'TIGER TERROR SRI LANKA IS BEING MAULED BY ITS RUTHLESS TAMIL SEPARATISTS
There is no democratically elected leader anywhere in the world who has a less enviable task than Chandrika Bandaranaike Kumaratunga. The President of Sri Lanka governs a country that has been torn to ribbons by a venomous 11-year-old civil war; more than 30,000 people are estimated to have perished so far, 20 of whom died on in the heart of Colombo, victims of a suicide bomber from the separatist Liberation Tigers of Tamil Eelam. The explosion occurred soon after Mrs. Kumaratunga had announced a courageous political package, designed to devolve to the Tamils a substantial degree of autonomy - and to return her crippled island to peace.

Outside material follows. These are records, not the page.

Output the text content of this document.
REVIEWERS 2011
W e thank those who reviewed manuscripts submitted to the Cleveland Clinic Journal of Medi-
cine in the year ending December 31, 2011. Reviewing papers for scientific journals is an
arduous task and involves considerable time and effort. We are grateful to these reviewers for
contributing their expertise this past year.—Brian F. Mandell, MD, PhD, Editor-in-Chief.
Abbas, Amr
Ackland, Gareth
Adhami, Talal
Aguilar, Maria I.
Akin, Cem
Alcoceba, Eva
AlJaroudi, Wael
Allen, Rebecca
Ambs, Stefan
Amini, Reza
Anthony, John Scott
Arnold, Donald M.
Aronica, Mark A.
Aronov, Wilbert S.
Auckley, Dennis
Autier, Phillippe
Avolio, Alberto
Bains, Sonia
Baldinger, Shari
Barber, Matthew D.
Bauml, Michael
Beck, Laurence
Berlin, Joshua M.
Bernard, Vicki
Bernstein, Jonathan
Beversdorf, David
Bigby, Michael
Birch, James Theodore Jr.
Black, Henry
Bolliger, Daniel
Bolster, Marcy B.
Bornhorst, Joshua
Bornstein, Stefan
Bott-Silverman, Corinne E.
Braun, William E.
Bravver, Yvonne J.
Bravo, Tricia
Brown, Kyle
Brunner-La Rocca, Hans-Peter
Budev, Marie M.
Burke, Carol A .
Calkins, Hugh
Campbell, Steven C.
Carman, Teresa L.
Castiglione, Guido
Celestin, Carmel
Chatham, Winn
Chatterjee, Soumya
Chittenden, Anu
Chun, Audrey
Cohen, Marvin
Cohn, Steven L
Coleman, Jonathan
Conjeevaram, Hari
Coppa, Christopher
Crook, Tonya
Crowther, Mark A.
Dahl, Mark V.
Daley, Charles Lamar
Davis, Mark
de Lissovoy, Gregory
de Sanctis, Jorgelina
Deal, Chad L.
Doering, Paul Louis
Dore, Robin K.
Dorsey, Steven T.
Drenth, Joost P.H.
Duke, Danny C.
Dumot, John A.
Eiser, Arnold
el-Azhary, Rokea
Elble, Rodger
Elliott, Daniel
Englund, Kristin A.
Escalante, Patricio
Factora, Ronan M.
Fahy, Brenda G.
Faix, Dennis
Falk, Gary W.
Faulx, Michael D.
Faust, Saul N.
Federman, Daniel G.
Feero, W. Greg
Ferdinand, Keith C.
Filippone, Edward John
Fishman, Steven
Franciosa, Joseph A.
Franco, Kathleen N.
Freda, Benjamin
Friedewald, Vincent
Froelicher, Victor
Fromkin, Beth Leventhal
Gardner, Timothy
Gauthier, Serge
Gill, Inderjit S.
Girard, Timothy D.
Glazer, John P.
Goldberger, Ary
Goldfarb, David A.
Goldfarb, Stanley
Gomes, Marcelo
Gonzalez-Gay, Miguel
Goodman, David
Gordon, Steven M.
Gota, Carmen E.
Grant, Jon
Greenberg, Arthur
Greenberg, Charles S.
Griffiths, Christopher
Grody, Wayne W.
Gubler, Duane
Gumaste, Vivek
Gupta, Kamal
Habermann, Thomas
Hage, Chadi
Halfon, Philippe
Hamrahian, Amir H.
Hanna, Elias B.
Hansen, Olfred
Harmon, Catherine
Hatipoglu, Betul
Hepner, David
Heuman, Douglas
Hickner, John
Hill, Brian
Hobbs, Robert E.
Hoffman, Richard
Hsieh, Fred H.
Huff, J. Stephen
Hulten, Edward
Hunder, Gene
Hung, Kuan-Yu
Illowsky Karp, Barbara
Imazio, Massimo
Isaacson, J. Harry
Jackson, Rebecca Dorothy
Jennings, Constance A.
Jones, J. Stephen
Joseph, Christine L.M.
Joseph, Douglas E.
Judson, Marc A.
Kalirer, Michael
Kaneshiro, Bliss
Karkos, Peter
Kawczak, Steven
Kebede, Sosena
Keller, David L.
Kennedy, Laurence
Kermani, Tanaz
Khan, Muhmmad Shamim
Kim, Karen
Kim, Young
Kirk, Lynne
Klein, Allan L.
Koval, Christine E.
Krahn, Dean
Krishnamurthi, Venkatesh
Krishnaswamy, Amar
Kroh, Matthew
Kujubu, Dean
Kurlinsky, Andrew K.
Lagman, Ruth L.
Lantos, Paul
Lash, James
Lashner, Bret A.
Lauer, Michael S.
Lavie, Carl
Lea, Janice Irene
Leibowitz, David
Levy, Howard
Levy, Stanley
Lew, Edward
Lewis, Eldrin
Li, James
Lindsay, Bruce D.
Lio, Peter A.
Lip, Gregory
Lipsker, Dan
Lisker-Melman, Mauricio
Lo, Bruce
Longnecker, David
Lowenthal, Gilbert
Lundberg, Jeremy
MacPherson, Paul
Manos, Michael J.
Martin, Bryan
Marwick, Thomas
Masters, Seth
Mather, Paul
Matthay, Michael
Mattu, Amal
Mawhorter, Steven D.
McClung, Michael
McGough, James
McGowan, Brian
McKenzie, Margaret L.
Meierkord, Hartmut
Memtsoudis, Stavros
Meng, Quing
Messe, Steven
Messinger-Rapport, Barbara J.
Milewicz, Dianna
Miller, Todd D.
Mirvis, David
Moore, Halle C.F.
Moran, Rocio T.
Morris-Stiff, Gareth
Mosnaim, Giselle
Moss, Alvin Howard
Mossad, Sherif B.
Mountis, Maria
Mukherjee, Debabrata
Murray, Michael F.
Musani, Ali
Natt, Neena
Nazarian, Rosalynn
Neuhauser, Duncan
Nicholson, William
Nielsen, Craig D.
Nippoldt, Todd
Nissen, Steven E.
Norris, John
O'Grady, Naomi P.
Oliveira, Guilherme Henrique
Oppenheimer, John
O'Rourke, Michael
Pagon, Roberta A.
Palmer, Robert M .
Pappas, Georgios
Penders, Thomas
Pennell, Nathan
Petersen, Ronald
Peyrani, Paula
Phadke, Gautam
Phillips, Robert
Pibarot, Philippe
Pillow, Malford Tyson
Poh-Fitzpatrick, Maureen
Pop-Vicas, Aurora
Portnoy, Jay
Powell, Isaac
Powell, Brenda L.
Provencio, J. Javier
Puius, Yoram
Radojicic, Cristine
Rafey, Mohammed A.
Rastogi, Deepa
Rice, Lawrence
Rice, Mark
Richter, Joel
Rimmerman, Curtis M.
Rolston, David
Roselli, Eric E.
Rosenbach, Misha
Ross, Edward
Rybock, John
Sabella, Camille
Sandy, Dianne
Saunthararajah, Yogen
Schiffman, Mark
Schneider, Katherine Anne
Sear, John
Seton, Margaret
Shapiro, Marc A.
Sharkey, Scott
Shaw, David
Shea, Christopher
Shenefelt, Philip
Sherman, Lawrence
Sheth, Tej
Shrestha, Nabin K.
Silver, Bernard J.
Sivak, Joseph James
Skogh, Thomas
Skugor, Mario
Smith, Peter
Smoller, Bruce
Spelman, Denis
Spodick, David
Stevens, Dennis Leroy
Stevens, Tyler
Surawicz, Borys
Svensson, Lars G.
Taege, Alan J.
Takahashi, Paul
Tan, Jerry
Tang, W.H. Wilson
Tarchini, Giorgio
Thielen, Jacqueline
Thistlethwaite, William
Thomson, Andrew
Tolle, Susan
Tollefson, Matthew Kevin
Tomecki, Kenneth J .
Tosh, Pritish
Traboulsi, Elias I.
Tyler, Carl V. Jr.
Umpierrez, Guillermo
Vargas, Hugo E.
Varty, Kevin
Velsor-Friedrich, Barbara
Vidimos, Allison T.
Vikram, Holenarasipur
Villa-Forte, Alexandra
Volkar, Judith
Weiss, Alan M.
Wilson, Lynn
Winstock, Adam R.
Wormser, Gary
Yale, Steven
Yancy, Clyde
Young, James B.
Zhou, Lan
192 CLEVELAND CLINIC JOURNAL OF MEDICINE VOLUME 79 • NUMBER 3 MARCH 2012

Mrs. Kumaratunga's proposals, which would transform Sri Lanka into a "union of regions", and give to her country's provinces a status akin to that of the German Lander, have been welcomed by observers and moderate politicians of all hues. She was elected in August last year by a war-worn electorate on a mandate to treat with the Tamil Tigers. In January this year she signed a truce with the Tigers. It was not the first cessation of hostilities since the civil war began, but it promised to be what Mrs. Kumaratunga herself described as "the dawn of a new ear". Yet true to ruthless form, the Tigers violated the peace accord 100 days later, marked the breach by a massacre of 42 unarmed Sinhalese villagers. This was not the first breach of a truce by the Tigers: they have consistently used ceasefires as a feint silencing their arms momentarily only to regroup, refreshed, at a later date.
The leader of the Tigers Velupillai Prabhakaran, is a remorseless megalo-maniac. On his orders, Tamil "hit squads" have murdered the late Indian Prime Minister Rajiv Gandhi, the late Sri Lankan President Ranasinghe Premadasa and the opposition presidential candidate Gamini Dissanayake. The Tigers are fearsome adversaries, whose messianic zeal in the cause of an independent Tamil state is fueled by Prabhakaran's careful cultivation of his own mythic status. Answerable to no one but their bloodthirsty chieftain, they balk neither at butchering innocent Sinhalese civilians nor at losing their own fighters in large numbers. Parallels might be drawn between the Tigers and the Peruvian Sendero Luminoso, or Shining Path, the difference being that Prabhakaran is in pursuit of an ethnically defined state which bows to the cult of his personality.
Mrs. Kumaratunga faces an adversary with whom little rational dialogue is possible. Commendably, that has not stopped her from continuing to search for a political solution, even at the risk of alienating those dinosaurs in the Sinhalese Buddhist clergy to whom a federal political structure is anathema. She has not been the mistake, however, of calling her army off from its pursuit of Prabhakaran in the north of Sri Lanka. Operation Leap Forward, currently in progress, is a necessary stick to accompany the carrot of constitutional reform.
What hope there is resides, paradoxically, with Prabhakaran himself. Unlike in the Balkans, divisions in Sri Lanka, although widened by years of civil war, are neither visceral nor atavistic. The elimination of one man, Prabhakaran, could fashion a miraculous change in the island's politics of conflict. An exhausted Tamil population in the north and east of Sri Lanka is in the evil grip of one man and his army of fanatics. Mrs. Kumaratunga must continue to try to liberate them, both by the force of arms and by the strength of her political logic."